To take sides between these different versions of reaction leads nowhere. Those on the left who supported the Egyptian revolution but opposed or remained neutral on the Syrian uprising on the grounds that Mubarak was a lackey of the US and Israel but Assad is an opponent of imperialism were kidding themselves from the word go. Assad was never an opponent of US imperialism. If any doubt remained, it was surely cleared up when his spokespeople enthusiastically backed and claimed credit for US air strikes in Syria when they began in September.
Similarly, in a situation where the dominant dynamic is not the project of a particular imperialist power, but a battle between competing forces, it is ludicrous to judge the various local forces by their allegiance to one or other external power.

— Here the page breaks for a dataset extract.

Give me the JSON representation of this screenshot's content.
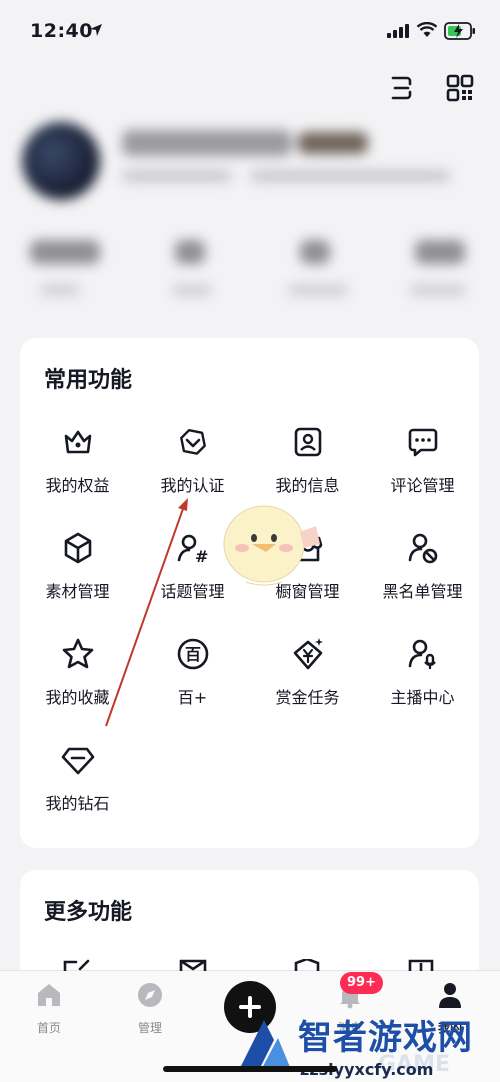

Hamas in Gaza received military and financial support from both Iran (and behind Iran, Russia) and Qatar. How is that worse than the Kurdish or Arab fighters in Syria who demand (usually with little effect) military backing from the US and its allies? What of the fact that the Kurds in northern Syria are also linked to Iran?
Iraqi government forces are backed by both the US and the Iranians. Which of these is legitimate? Which is anti-imperialist?
The hope for the future of the Middle East lies in a rejuvenation of the mass popular movement of 2011, which stood against both the intrigues of the global imperialist powers and against the local despots, regardless of which camp of the global system they were aligned to.
Today, the most important element that remains of the 2011 uprising is the resistance fighting Bashar al Assad in Syria. In spite of the shameful attitude of much of the international left, which has variously dismissed the Syrian rebels as imperialist stooges, Islamist fanatics, gangster-like thugs or a spent force, they continue to wage a heroic liberation war against incredible odds.
Others, like the Kurdish fighters resisting the IS in Kobane and throughout the Kurdish areas of northern Syria, are engaged in a fully justified struggle for the self-determination that they have been so long denied.
But as important as those military struggles are, the possibility of the great hope of the Arab revolution being realised relies upon a new outbreak of mass struggle across the region, and the emergence of forces that can turn the audacity so clearly displayed in the great moments of the Arab revolution into a durable political force capable of confronting and defeating the multi-faceted monster that is the Arab and imperialist reaction.